Si Clarence lui montre comment sa vie aurait été sans lui, c’est aussi parce que c’est déjà le cas. Par ce dispositif ingénieux, Capra décolle le vernis illusoire du modèle américain avec autant de force et de dextérité que la femme de George en met pour recouvrir de papier peint les murs lugubres du foyer familial. Cette dernière partie du film pourrait très bien être un cauchemar récurrent de l’homme moyen. Evincé de sa propre vie, George Bailey ne reconnaît plus rien car il n’existe pas. Serait-ce sa véritable existence que cette vie où la noirceur qui l’habite secrètement est devenue un monstre imprégnant les moindres recoins des ruelles ? Cette maison restée en ruine serait-elle la parabole d’une vie de renoncements, de désirs à jamais inassouvis ? Et quand tout redevient normal alors, George Bailey arrive de l’autre côté du miroir, trop content de s’être sorti de ce cauchemar éclairant. Il décide de se leurrer pour de bon, d’embrasser aussi bien les conventions que toute sa ville avant lui.

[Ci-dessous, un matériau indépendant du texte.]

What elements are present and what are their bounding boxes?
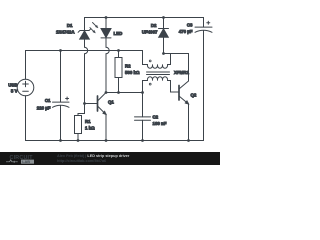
transistor Q2 xyxy=(179,54,189,141)
node junction Q2 emitter xyxy=(187,139,190,142)
svg-text:1N4742A: 1N4742A xyxy=(56,30,75,35)
svg-text:5 V: 5 V xyxy=(11,89,18,94)
svg-text:LED: LED xyxy=(114,31,123,36)
svg-text:UF4007: UF4007 xyxy=(142,30,158,35)
diode D2 xyxy=(159,18,169,54)
svg-text:USB: USB xyxy=(8,83,17,88)
wire D1 anode to Q1 base node xyxy=(84,54,86,104)
transformer XFMR1 phase dot bottom xyxy=(149,83,151,85)
node junction C1 bottom xyxy=(59,139,62,142)
capacitor C3 xyxy=(195,18,212,141)
wire feedback net y92 xyxy=(106,92,143,94)
transformer XFMR1 core xyxy=(147,72,170,75)
svg-text:Q2: Q2 xyxy=(191,92,197,97)
node junction Q1 base D1 R1 xyxy=(83,102,86,105)
footer CircuitLab logo xyxy=(6,155,34,164)
capacitor C1 xyxy=(53,51,70,141)
wire plus rail y50 xyxy=(26,50,143,52)
wire USB plus up xyxy=(25,51,27,80)
svg-text:220 µF: 220 µF xyxy=(37,106,51,111)
node junction R1 bottom xyxy=(77,139,80,142)
capacitor C2 xyxy=(135,93,151,141)
svg-text:470 µF: 470 µF xyxy=(179,29,193,34)
LED arrow 1 xyxy=(93,23,96,26)
svg-text:D1: D1 xyxy=(67,23,73,28)
voltage source USB V1 xyxy=(17,79,34,96)
svg-text:R1: R1 xyxy=(85,119,91,124)
wire top rail xyxy=(85,17,204,19)
svg-text:C3: C3 xyxy=(187,23,193,28)
node junction C2 top winding left xyxy=(141,91,144,94)
svg-text:Alex Feb (flebi) | LED strip s: Alex Feb (flebi) | LED strip stepup driv… xyxy=(57,154,130,158)
node junction C1 top xyxy=(59,49,62,52)
node junction Q1 collector xyxy=(105,91,108,94)
transformer XFMR1 primary winding top xyxy=(143,51,171,69)
wire ground rail bottom xyxy=(26,140,204,142)
label C3 plus polarity xyxy=(207,21,210,24)
wire USB minus down xyxy=(25,96,27,141)
node junction R2 bottom xyxy=(117,91,120,94)
wire LED cathode to Q1 collector node xyxy=(105,54,107,93)
transistor Q1 xyxy=(85,93,107,141)
svg-text:XFMR1: XFMR1 xyxy=(174,70,189,75)
footer bar xyxy=(0,152,220,165)
node junction top rail LED xyxy=(105,16,108,19)
svg-text:http://circuitlab.com/5kt7a6: http://circuitlab.com/5kt7a6 xyxy=(57,159,106,163)
resistor R1 xyxy=(75,104,85,141)
svg-text:R2: R2 xyxy=(125,64,131,69)
node junction C2 bottom xyxy=(141,139,144,142)
node junction top rail D2 xyxy=(162,16,165,19)
node junction R2 top xyxy=(117,49,120,52)
node junction D2 anode winding Q2 xyxy=(162,52,165,55)
transformer XFMR1 secondary winding bottom xyxy=(143,77,180,93)
svg-text:100 nF: 100 nF xyxy=(153,121,167,126)
wire D2 anode to Q2 collector xyxy=(164,53,189,55)
label C1 plus polarity xyxy=(66,97,69,100)
svg-text:500 kΩ: 500 kΩ xyxy=(125,70,140,75)
svg-text:Q1: Q1 xyxy=(108,99,114,104)
node junction Q1 emitter xyxy=(105,139,108,142)
LED xyxy=(101,18,111,48)
transformer XFMR1 phase dot top xyxy=(149,60,151,62)
svg-text:C1: C1 xyxy=(45,98,51,103)
zener diode D1 xyxy=(78,18,91,48)
wire LED hop over y50 rail xyxy=(106,47,109,53)
LED arrow 2 xyxy=(90,28,93,31)
svg-text:C2: C2 xyxy=(153,115,159,120)
svg-text:LAB: LAB xyxy=(22,160,30,164)
svg-text:1 kΩ: 1 kΩ xyxy=(85,126,95,131)
svg-text:D2: D2 xyxy=(151,23,157,28)
resistor R2 xyxy=(115,51,122,93)
wire D1 hop over y50 rail xyxy=(85,47,88,53)
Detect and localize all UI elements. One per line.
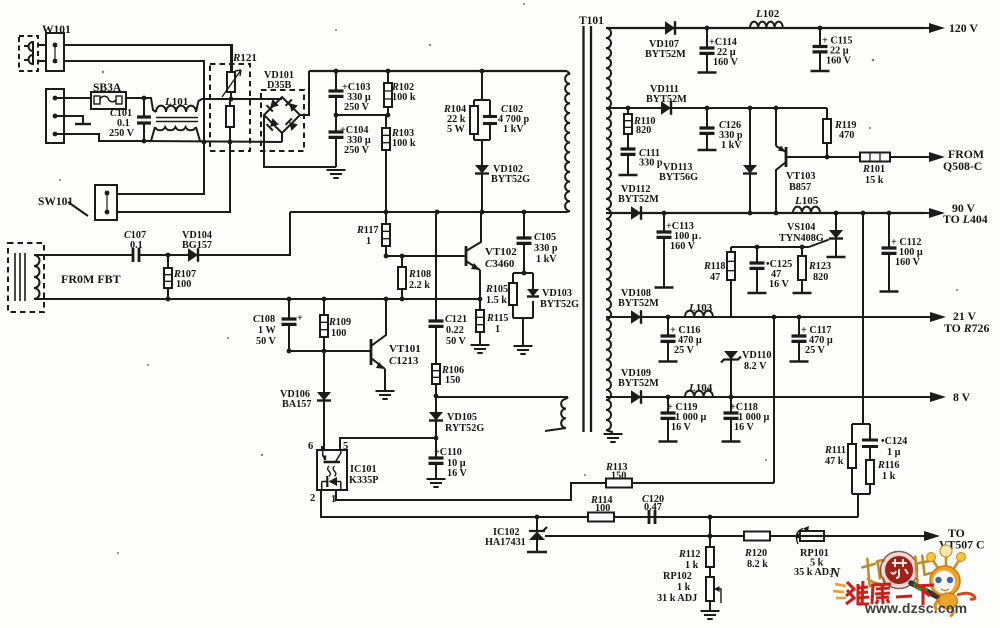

La concrétisation de sa résignation repose sur la dernière scène du film. Quand tous les gens qu’il a aidés, qu’il a accueillis grâce à son entreprise (on a l’aperçu d’un modèle très kolkhozien dans cette séquence où des habitants de la ville sont relogés dans une maison flambant neuve) lui viennent en aide en donnant chacun une petite somme d’argent. Ils le soutiennent aussi dans sa démarche de nouveau résigné et l’invitent officiellement dans leur club. George Bailey est heureux, il a finalement réussi à dépasser ses propres envies pour intégrer la norme frustrée : la vie est belle.

© Swashbuckler Films

© Swashbuckler Films

Voilà avant tout pourquoi La vie est belle est un grand film. C’est qu’il déteste tout ce qu’il prétend défendre. C’est qu’à travers ses cadres noirs et malicieux (voir ce plan où George, courant vers la caméra et s’arrêtant net, en plein mauvais rêve dont il ne se réveille pas, regarde à sa droite jusqu’à pivoter sur nous, pour nous prendre à témoin et nous poser la même question qui se pose à lui), à travers une vraie subtilité entre un scénario faussement démagogue et une mise en scène réellement transgressive, le cinéaste nous raconte sa vie et ce que sera probablement celle de l’homme américain (James Stewart est l’homme américain par excellence) dans les décennies qui suivront. George Bailey de nouveau sur le pont demande une dernière chose à Dieu : « I want to live again ! ». Pour se réveiller du cauchemar, George est prêt à tout. Tout, sauf cette maison en ruines.